As a first step, leaders from IDSC are sharing a tool to collect and de-identify patient electronic health records for research that they developed a few years ago for the University of Miami Miller School of Medicine. The tool, called University Research Informatics Data Environment, or URIDE (u-ride), is a web-based platform that collects, sorts, and helps researchers visualize this type of patient data from multiple clinical health systems. This could help health care professionals explore demographics, diagnoses, procedures, vital signs, medications, labs, allergies, co-morbidities, and other information for certain patient populations to pinpoint trends or optimal treatment practices.
A second award for $362,000 will help IDSC leaders create another pilot program with Florida Memorial University (FMU) and Miami Dade College to train 40 existing faculty members and students to use AI and machine-learning techniques in their clinical practice, research, and curriculum.

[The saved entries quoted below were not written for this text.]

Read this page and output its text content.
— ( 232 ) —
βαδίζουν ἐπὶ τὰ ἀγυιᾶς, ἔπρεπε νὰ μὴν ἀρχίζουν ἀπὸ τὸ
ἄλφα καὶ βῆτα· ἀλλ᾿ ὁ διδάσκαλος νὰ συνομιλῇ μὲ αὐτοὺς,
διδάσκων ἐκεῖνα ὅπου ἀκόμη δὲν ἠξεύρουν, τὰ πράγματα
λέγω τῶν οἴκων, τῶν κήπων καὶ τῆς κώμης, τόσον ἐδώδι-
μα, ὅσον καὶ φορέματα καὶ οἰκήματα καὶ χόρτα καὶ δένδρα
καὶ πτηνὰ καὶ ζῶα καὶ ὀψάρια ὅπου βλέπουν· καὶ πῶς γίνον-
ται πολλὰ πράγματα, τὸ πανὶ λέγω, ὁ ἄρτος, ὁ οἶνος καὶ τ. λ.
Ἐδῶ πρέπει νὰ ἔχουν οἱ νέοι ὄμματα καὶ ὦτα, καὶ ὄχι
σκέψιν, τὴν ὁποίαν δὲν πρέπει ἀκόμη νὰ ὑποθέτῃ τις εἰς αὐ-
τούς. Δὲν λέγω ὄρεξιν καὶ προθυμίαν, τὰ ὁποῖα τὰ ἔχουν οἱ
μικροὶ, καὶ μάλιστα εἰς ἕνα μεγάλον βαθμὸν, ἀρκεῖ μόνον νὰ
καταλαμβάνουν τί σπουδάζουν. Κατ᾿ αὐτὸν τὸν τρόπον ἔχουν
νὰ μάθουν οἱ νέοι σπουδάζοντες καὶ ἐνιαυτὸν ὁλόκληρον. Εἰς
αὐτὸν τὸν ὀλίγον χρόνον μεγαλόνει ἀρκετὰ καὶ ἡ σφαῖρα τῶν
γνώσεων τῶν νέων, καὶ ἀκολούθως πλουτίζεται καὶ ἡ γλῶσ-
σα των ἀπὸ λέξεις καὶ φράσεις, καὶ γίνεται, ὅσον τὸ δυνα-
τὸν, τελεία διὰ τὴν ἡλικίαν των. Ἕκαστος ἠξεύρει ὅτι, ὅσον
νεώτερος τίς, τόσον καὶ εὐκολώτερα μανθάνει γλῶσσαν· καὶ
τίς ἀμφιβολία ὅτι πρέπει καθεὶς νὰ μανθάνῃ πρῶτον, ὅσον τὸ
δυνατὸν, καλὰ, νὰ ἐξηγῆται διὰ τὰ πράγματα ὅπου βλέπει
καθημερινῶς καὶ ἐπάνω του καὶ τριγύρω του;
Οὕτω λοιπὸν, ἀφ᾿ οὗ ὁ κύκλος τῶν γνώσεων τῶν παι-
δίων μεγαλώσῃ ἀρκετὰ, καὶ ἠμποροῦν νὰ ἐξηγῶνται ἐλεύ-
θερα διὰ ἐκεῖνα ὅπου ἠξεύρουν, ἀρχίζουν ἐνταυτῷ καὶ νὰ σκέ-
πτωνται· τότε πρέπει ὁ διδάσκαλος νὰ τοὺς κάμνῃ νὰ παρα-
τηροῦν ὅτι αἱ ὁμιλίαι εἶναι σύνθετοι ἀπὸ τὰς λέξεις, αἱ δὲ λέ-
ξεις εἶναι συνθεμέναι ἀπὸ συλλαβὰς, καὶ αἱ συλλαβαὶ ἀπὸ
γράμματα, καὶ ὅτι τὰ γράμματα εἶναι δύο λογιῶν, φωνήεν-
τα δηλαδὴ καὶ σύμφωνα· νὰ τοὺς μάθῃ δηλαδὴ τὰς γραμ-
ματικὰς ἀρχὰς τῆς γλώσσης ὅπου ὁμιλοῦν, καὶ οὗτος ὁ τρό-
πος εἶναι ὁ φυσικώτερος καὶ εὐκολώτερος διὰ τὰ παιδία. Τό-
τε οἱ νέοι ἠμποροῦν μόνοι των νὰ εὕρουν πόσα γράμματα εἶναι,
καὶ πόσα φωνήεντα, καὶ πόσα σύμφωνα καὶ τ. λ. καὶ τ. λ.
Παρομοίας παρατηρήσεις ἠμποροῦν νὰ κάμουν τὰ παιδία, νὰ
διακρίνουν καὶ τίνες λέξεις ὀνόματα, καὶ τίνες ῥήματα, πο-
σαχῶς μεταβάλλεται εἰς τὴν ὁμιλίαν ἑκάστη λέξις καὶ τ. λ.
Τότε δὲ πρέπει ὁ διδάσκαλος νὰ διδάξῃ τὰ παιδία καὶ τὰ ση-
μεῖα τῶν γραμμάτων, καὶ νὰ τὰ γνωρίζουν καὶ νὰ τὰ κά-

In this program, IDSC leaders will also build upon another program they created at the University to attract and foster the careers of underrepresented minorities in science and especially in the burgeoning field of data science.
“We are very excited to collaborate with FAU, Caridad, FMU, and Miami-Dade College to expand the URIDE platform and to become an important piece of the infrastructure that supports the entire AIM-AHEAD consortium,” Tsinoremas said. “We also want to establish an open-source community around this platform to engage data scientists, data engineers, and developers for continuous improvement of this open-source effort, which we call “Hi-RiDE” for Health Informatics Research Integrated Data Environment.”